Many legal observers have predicted that last week’s Supreme Court decision in the Lewis case will prompt more employers to begin requiring that employees sign mandatory arbitration agreements as a condition of employment. More than half of non-unionized U.S. employees currently work under some form of mandatory arbitration agreement. Based on this decision upholding the use of class action waivers, and other trends in employment law, employers not using such agreements may want to revisit this issue.
Arbitration agreements began as a reaction by employers to what were viewed as heavily plaintiff-friendly court jurisdictions. Litigation costs, compounded by what were viewed as judges and juries that appeared biased toward plaintiffs, prompted employers to seek alternatives to the court process. Mandatory arbitration means that the claim will be heard before a trained decision-maker and not a jury.
However, not all employers saw the merits of mandatory arbitration. For one thing, arbitration can be extremely expensive. Fees charged by arbitration organizations can often exceed litigation costs, especially in smaller matters with relatively low monetary stakes. Also, arbitrators tend to hesitate to dispose of claims prior to a full hearing on the merits, increasing costs as compared to some court litigation. Finally, some arbitrators have reputations for “splitting the baby,” finding partial liability in cases where a judge or jury might produce a complete victory for one side or the other. These concerns were especially prevalent in the Southeast, where judges and juries tended to be more employer-friendly than other parts of the U.S.
In recent years, these trends may have changed. For example, in the Fourth Circuit (which includes North Carolina and South Carolina), newly appointed appellate judges have begun routinely reversing district courts that granted summary judgment for employers before trial. As a result, federal district court judges in the Fourth Circuit are less likely to dispose of claims before trial based on concerns over the appellate court upholding their determinations.
Second, jury pools, especially in metropolitan areas of the Southeast, have changed. As populations increase and demographics change, some employers think that the number of pro-employee juries is increasing.

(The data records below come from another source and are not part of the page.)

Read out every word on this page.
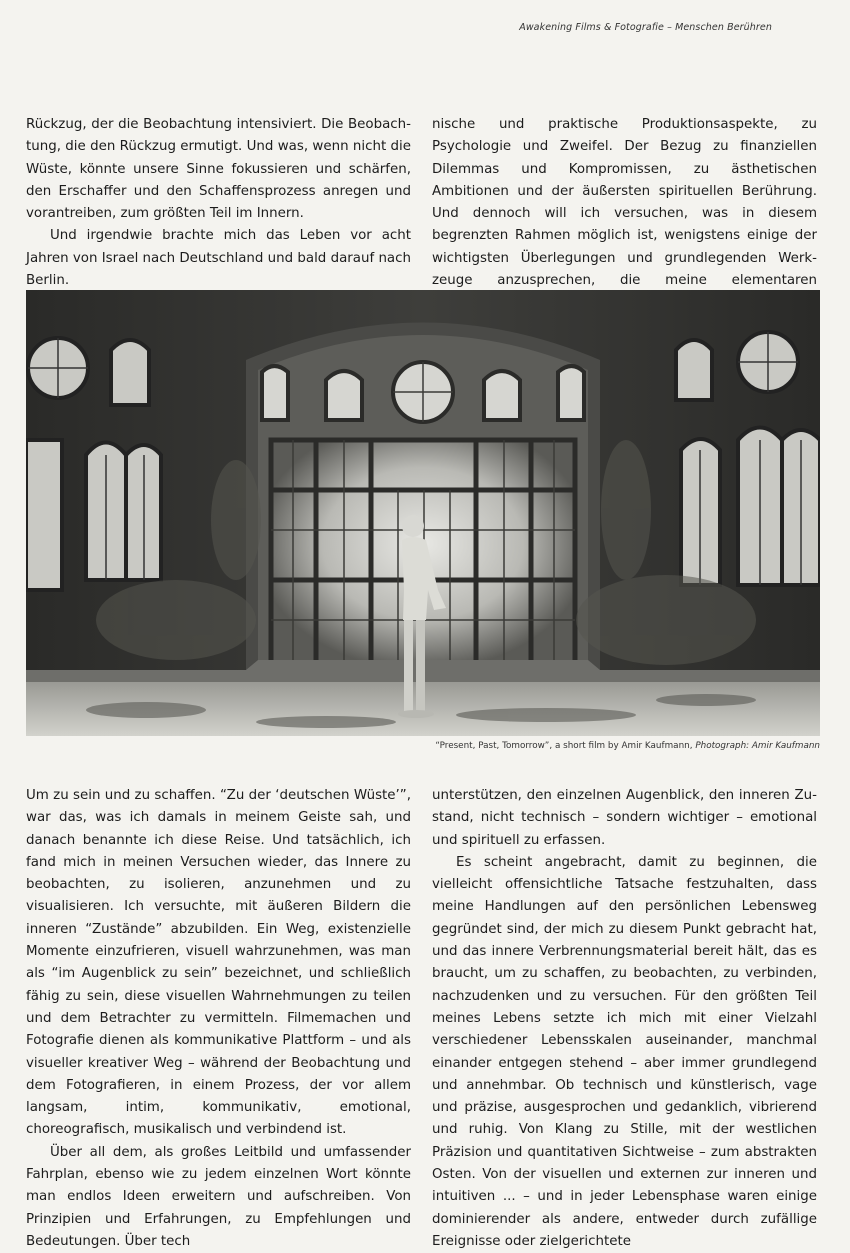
Awakening Films & Fotografie – Menschen Berühren

Rückzug, der die Beobachtung intensiviert. Die Beobachtung, die den Rückzug ermutigt. Und was, wenn nicht die Wüste, könnte unsere Sinne fokussieren und schärfen, den Erschaffer und den Schaffensprozess anregen und vorantreiben, zum größten Teil im Innern.

Und irgendwie brachte mich das Leben vor acht Jahren von Israel nach Deutschland und bald darauf nach Berlin.

nische und praktische Produktionsaspekte, zu Psychologie und Zweifel. Der Bezug zu finanziellen Dilemmas und Kompromissen, zu ästhetischen Ambitionen und der äußersten spirituellen Berührung. Und dennoch will ich versuchen, was in diesem begrenzten Rahmen möglich ist, wenigstens einige der wichtigsten Überlegungen und grundlegenden Werkzeuge anzusprechen, die meine elementaren

“Present, Past, Tomorrow”, a short film by Amir Kaufmann, Photograph: Amir Kaufmann

Um zu sein und zu schaffen. “Zu der ‘deutschen Wüste’”, war das, was ich damals in meinem Geiste sah, und danach benannte ich diese Reise. Und tatsächlich, ich fand mich in meinen Versuchen wieder, das Innere zu beobachten, zu isolieren, anzunehmen und zu visualisieren. Ich versuchte, mit äußeren Bildern die inneren “Zustände” abzubilden. Ein Weg, existenzielle Momente einzufrieren, visuell wahrzunehmen, was man als “im Augenblick zu sein” bezeichnet, und schließlich fähig zu sein, diese visuellen Wahrnehmungen zu teilen und dem Betrachter zu vermitteln. Filmemachen und Fotografie dienen als kommunikative Plattform – und als visueller kreativer Weg – während der Beobachtung und dem Fotografieren, in einem Prozess, der vor allem langsam, intim, kommunikativ, emotional, choreografisch, musikalisch und verbindend ist.

Über all dem, als großes Leitbild und umfassender Fahrplan, ebenso wie zu jedem einzelnen Wort könnte man endlos Ideen erweitern und aufschreiben. Von Prinzipien und Erfahrungen, zu Empfehlungen und Bedeutungen. Über tech

unterstützen, den einzelnen Augenblick, den inneren Zustand, nicht technisch – sondern wichtiger – emotional und spirituell zu erfassen.

Es scheint angebracht, damit zu beginnen, die vielleicht offensichtliche Tatsache festzuhalten, dass meine Handlungen auf den persönlichen Lebensweg gegründet sind, der mich zu diesem Punkt gebracht hat, und das innere Verbrennungsmaterial bereit hält, das es braucht, um zu schaffen, zu beobachten, zu verbinden, nachzudenken und zu versuchen. Für den größten Teil meines Lebens setzte ich mich mit einer Vielzahl verschiedener Lebensskalen auseinander, manchmal einander entgegen stehend – aber immer grundlegend und annehmbar. Ob technisch und künstlerisch, vage und präzise, ausgesprochen und gedanklich, vibrierend und ruhig. Von Klang zu Stille, mit der westlichen Präzision und quantitativen Sichtweise – zum abstrakten Osten. Von der visuellen und externen zur inneren und intuitiven ... – und in jeder Lebensphase waren einige dominierender als andere, entweder durch zufällige Ereignisse oder zielgerichtete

This belief, compounded by real or perceived shifts in how judges approach these cases, leads employers to question the fairness of the judicial system.
When these factors are combined with the ability through Lewis to entirely avoid class or collective action claims, mandatory arbitration may appear an attractive option for employers that rejected use of such agreements in the past. Employers considering use of such agreements should carefully weigh all pros and cons involved in this decision, including employee relations impacts from mandating use of alternative dispute resolution mechanisms. In the end, Lewis may represent a tipping point by making judicial resolution of employment disputes the exception instead of the norm.